What happens if PID loop is too fast?

Question

I have a PID loop running at 100Hz and is working reasonably well, for now. However, if I double the speed to 200Hz it no longer works, which isn't much of a surprise. The question is, what changes should be made to the PID values to get it to work at 200Hz? Is it a linear change in values? Can it be calculated? What is the relationship between stability and loop speed?

Answer 1

When you execute a PID with higher sampling rate you can encounter two things:

• The integrator may not work properly if the new delta is very tiny. This is due to the final resolution of floating point number. Using a double precision float numbers significantly improves this problem until certain point (sampling frequency).
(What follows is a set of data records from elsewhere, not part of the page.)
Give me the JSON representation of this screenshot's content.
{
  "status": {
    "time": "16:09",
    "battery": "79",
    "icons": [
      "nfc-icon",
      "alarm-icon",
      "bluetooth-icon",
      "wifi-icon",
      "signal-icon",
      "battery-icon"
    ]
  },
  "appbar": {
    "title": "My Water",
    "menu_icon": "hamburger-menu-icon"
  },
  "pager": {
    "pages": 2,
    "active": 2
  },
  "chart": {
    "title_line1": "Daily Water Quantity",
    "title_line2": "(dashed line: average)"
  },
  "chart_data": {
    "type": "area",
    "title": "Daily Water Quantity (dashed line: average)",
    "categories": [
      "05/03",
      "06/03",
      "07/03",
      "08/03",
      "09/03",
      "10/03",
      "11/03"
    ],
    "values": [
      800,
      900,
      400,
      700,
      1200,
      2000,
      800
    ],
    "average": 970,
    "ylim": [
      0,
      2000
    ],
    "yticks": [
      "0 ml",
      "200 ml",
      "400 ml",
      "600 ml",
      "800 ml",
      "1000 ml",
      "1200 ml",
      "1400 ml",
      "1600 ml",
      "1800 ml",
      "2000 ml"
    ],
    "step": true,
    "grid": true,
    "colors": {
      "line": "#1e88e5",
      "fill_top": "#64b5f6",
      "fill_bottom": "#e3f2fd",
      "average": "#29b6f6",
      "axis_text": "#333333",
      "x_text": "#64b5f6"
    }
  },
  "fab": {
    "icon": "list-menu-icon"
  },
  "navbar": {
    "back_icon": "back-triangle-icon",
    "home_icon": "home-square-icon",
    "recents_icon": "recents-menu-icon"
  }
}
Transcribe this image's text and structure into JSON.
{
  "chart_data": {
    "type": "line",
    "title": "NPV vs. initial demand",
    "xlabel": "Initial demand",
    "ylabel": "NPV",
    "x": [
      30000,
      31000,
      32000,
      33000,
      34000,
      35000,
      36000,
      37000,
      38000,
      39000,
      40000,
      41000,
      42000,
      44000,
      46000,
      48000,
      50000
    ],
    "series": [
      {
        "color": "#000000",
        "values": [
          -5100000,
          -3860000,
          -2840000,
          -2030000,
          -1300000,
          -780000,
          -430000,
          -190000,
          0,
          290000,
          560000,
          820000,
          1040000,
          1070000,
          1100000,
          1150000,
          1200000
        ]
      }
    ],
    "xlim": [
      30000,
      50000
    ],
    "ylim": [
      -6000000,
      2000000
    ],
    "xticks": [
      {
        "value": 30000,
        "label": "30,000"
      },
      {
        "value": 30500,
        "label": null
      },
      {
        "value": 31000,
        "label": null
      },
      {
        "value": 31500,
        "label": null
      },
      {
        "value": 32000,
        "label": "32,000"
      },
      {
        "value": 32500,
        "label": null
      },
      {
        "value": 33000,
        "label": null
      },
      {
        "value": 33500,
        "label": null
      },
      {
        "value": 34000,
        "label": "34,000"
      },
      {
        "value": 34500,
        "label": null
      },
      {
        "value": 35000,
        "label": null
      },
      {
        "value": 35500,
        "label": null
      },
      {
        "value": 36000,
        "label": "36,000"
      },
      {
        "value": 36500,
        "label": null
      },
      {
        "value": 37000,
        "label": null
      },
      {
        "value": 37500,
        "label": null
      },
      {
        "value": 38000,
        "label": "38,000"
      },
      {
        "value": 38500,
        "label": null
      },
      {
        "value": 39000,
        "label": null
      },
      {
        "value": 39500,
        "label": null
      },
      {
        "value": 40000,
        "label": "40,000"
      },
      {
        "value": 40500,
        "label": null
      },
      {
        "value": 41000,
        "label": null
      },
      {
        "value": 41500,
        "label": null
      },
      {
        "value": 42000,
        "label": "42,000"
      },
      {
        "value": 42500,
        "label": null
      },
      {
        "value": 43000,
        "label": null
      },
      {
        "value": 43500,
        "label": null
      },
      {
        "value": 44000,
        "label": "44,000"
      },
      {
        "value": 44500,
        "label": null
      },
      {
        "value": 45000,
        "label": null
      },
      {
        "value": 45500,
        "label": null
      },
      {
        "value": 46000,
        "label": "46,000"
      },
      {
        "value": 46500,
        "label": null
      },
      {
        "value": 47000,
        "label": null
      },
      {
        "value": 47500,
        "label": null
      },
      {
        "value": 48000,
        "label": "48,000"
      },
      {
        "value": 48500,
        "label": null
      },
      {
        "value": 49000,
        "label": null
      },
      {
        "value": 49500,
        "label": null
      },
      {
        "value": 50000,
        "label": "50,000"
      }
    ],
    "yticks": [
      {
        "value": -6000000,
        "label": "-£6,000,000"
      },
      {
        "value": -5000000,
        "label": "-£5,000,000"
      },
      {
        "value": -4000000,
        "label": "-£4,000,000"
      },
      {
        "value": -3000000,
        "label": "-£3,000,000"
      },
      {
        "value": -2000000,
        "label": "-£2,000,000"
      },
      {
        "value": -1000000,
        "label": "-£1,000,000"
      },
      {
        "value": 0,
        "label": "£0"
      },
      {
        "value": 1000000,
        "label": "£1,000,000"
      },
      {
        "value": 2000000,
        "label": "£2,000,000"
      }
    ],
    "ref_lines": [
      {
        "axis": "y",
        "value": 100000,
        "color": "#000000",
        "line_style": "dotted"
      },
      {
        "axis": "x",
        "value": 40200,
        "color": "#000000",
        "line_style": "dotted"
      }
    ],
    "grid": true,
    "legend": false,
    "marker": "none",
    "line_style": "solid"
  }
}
• The differentiator increases its output due to the input noise (also quantization noise). The output follows \$\dfrac{d\varepsilon}{dt}\$ so shorter sample time (higher freq.) means higher output for the same step change (quantization). A way to solve this phenomena is to use 1st order low pass filter on the D-part. However large filter times would also make the D-part unresponsive at high dynamics - right the opposite for what the D-Part is used for. Another countermeasure is to use a dead band on D-part input - a small change in the input signal is therefore neglected ( a good way to eliminate quantization noise)

Let we define a PID function as: $$y=K_p \cdot(\varepsilon+\dfrac{1}{T_i}\int\varepsilon dt+ T_d \dfrac{d\varepsilon}{dt})$$

Then discrete form: $$y=K_p\cdot(\varepsilon + \dfrac{\Delta T}{T_i}\Sigma\varepsilon + T_d\dfrac{\Delta\varepsilon}{\Delta T} )$$

Often is written also in this form: $$y=k_p\varepsilon + k_i\Sigma\varepsilon + k_d\Delta\varepsilon$$

If your PID routine uses last form, you should re-calcuate ki,kd at every change of kp or sample time.